John Mitchell: 2016 Security Workshop


Monday, April 11, 2016
Location: McCaw Hall, Arrillaga Alumni Center

"Would That It Were So Simple: Yet Another Privacy Theory"



A number of theories of data privacy have been proposed over the past fifteen or more years, including k-anonymity, L-diversity, and t-closeness. The most robust, differential privacy, is applicable to aggregate queries such as average or standard deviation of some quantity represented in a dataset, but is inherently unsuited to queries about particular individuals in the dataset. We formulate new definitions of privacy and utility for accessing information about unknown individuals identified by some form of token such as a cookie which is chosen randomly but correlated with web interaction. These definitions, unlike most current privacy definitions, take probabilistic prior information into account and are intended to reflect the use of aggregated web information for targeted advertising. In one intended application, a publisher placing content on a user's browser can send a token to an advertiser who bids on ad placement according to partial information about that user's possible preferences. We show that some negative results, such as the well-known Netflix privacy attack, carry over into this setting. We also describe scenarios allowing both privacy and utility. For example, when user preferences can be characterized by coarse-grained user traits and aggregate data about preferred products that have these traits, privacy arises from the similarities between many users. We illustrate this by discussing a restaurant recommendation scenario.

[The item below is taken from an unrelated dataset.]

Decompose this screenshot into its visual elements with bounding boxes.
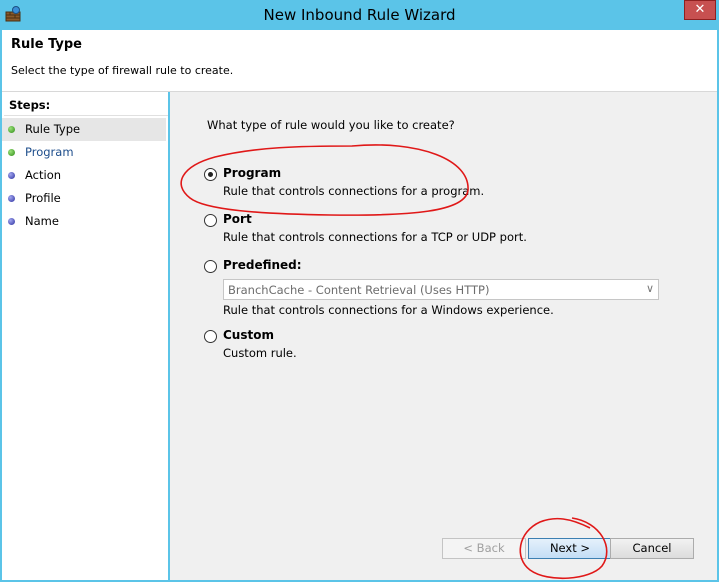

Joint work with: Avradip Mandal, Hart Montgomery and Arnab Roy


John Mitchell is Professor of Computer Science, Vice Provost for Teaching and Learning, and the Mary and Gordon Crary Family Professor in the School of Engineering. His organization on campus supports excellence and innovation in teaching and learning. Between summer 2012 and the end of 2014, the prior office for online learning completed approximately 450 projects, each developing technology to support a Stanford class, a public online class, or revise a previous project. These projects were completed in collaboration with over 200 Stanford instructors. As a professor of computer science, Mitchell's research interests include computer security, privacy, programming languages, mathematical logic, and web technology.